I’d be in favor of a proposal to deprecate trove classifiers the more I think about it, should someone have the time 
flying-sheep (Philipp A.) September 28, 2024, 9:41am 9
Maybe I’m doing it wrong, but keywords have been almost completely useless to anything I ever did, exactly because there’s no canonical hierarchy of them.
On StackOverflow, they used to be moderately useful because the UX of that site recommended them based on frequency of usage. That would be completely gone when authoring a static text file in one of the myriad of editors out there.
I agree. I think the best path would be to hand off curating of certain trove subtrees to communities dedicated to that topic.
pitrou (Antoine Pitrou) September 28, 2024, 9:51am 10
This is the exact same problem that keywords have in any large non-coordinated repository of data.
As an example, the Apache Software Foundation provides a single JIRA instance for all its projects. On this JIRA instance, projects can add freeform tags to their issues. Unfortunately, the autocomplete for the tags field searchs through all tags used by all projects. It’s a horrible, unusable mess.
So, yes, a curated list of topics is the way to go for PyPI.
ofek (Ofek Lev) September 28, 2024, 2:14pm 11
I understand your desire for a curated enumeration rather than keywords but I think this is a poor example. I experience this issue as well and it is entirely due to Atlassian’s current implementation and they could fix it whenever they wish but haven’t. Within a project it is desirable to have scoped tags and search because other projects are of no concern to you.

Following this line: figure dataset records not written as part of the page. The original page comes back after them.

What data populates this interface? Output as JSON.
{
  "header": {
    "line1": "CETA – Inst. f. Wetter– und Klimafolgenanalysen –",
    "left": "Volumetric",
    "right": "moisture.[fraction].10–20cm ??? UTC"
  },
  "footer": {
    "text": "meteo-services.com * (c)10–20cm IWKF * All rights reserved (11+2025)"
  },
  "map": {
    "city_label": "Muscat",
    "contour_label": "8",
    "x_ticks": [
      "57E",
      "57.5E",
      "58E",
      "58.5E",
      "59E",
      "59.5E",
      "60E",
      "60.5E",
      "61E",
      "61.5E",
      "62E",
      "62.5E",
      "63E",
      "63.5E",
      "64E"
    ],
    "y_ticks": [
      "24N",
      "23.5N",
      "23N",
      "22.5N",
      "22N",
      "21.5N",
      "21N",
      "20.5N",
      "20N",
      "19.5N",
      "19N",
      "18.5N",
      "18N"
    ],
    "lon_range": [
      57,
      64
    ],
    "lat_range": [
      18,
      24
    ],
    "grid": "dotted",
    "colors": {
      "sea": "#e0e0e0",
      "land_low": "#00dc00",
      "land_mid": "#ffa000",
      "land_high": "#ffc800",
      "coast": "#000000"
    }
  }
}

In the case of PyPI there is no use case for a scoped search. Instead, it’s entirely about the global search.
As a counter example, are the classifiers for Python 3.12 used by anyone for search? Individual projects you’re already using could document support but I doubt anyone is searching for that in the hope of finding a package to use and therefore is not useful for search.
pitrou (Antoine Pitrou) September 28, 2024, 2:31pm 12
This is my entire point. Uncoordinated keywords do not work well with a global search. The Apache JIRA example was meant to illustrate that point.

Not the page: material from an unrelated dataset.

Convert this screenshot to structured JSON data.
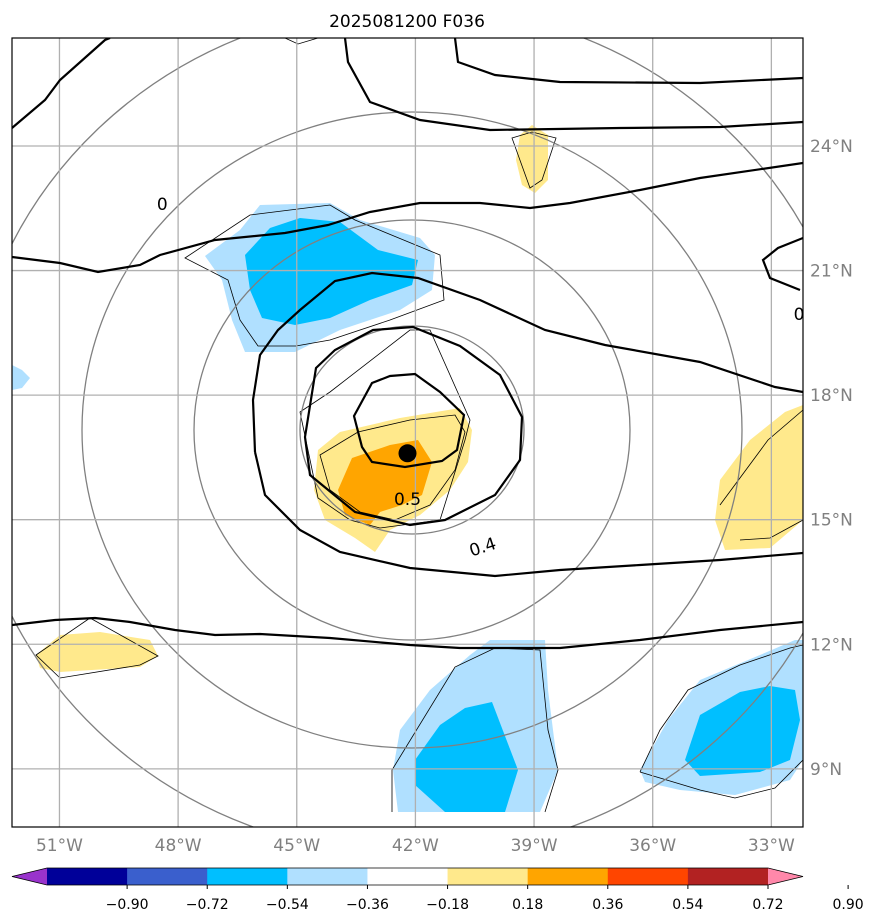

Not in isolation, but people could use that keyword in combination with the full text search (and/or other classifiers) in order to narrow down results.

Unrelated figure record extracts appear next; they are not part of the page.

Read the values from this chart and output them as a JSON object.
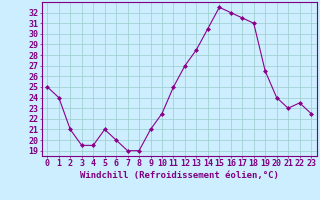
{
  "x": [
    0,
    1,
    2,
    3,
    4,
    5,
    6,
    7,
    8,
    9,
    10,
    11,
    12,
    13,
    14,
    15,
    16,
    17,
    18,
    19,
    20,
    21,
    22,
    23
  ],
  "y": [
    25.0,
    24.0,
    21.0,
    19.5,
    19.5,
    21.0,
    20.0,
    19.0,
    19.0,
    21.0,
    22.5,
    25.0,
    27.0,
    28.5,
    30.5,
    32.5,
    32.0,
    31.5,
    31.0,
    26.5,
    24.0,
    23.0,
    23.5,
    22.5
  ],
  "line_color": "#8B008B",
  "marker": "D",
  "marker_size": 2.0,
  "bg_color": "#cceeff",
  "grid_color": "#99cccc",
  "xlabel": "Windchill (Refroidissement éolien,°C)",
  "xlabel_fontsize": 6.5,
  "ylim": [
    18.5,
    33.0
  ],
  "xlim": [
    -0.5,
    23.5
  ],
  "tick_fontsize": 6,
  "axis_color": "#800080"
}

hugovk (Hugo van Kemenade) September 28, 2024, 2:49pm 13
Yes, it’s used programmatically by Python Readiness and I’ve recently been using the 3.13 list to find projects that aren’t yet testing on the upcoming release, and may also need more work to be compatible.
woodruffw (William Woodruff) September 28, 2024, 3:42pm 14
As a datapoint: other ecosystems (like Rust’s crates) use both classifier and keyword-type schemes at the same time, to get both benefits.
I don’t have a strong opinion on inclusion criteria for classifiers, but I do think they currently serve a valuable use case that keywords can’t currently (because of data quality issues).
matmair (Matthias Mair) September 7, 2025, 1:22pm 15
Are there any plans to formalize this process? I have submitted a PR a few weeks ago, and I am not sure in what way one could get eyes on it in an acceptable way. Having a statement where one should post, who to tag would be helpful.
dustin (Dustin Ingram) September 8, 2025, 1:53pm 16
Submitting a PR to that repo is sufficient, looks like we might need more people to be responsible for reviewing/merging PRs there though (I have been OOO for the last two weeks which is why you haven’t gotten a response yet).
matmair (Matthias Mair) September 9, 2025, 6:10pm 17
Thank you for your reply, review and merge;
What disoriented me that there was not that much documentation around the process. Working mostly with Django and it’s ecosystem, I am maybe a bit too used to have every process laid out in huge detail. Thank you again for your support!
dustin (Dustin Ingram) September 9, 2025, 6:38pm 18
Make sense! If you have any ideas about where we could use more documentation (i.e. where did you go to look for details?) please feel free to file an issue accordingly.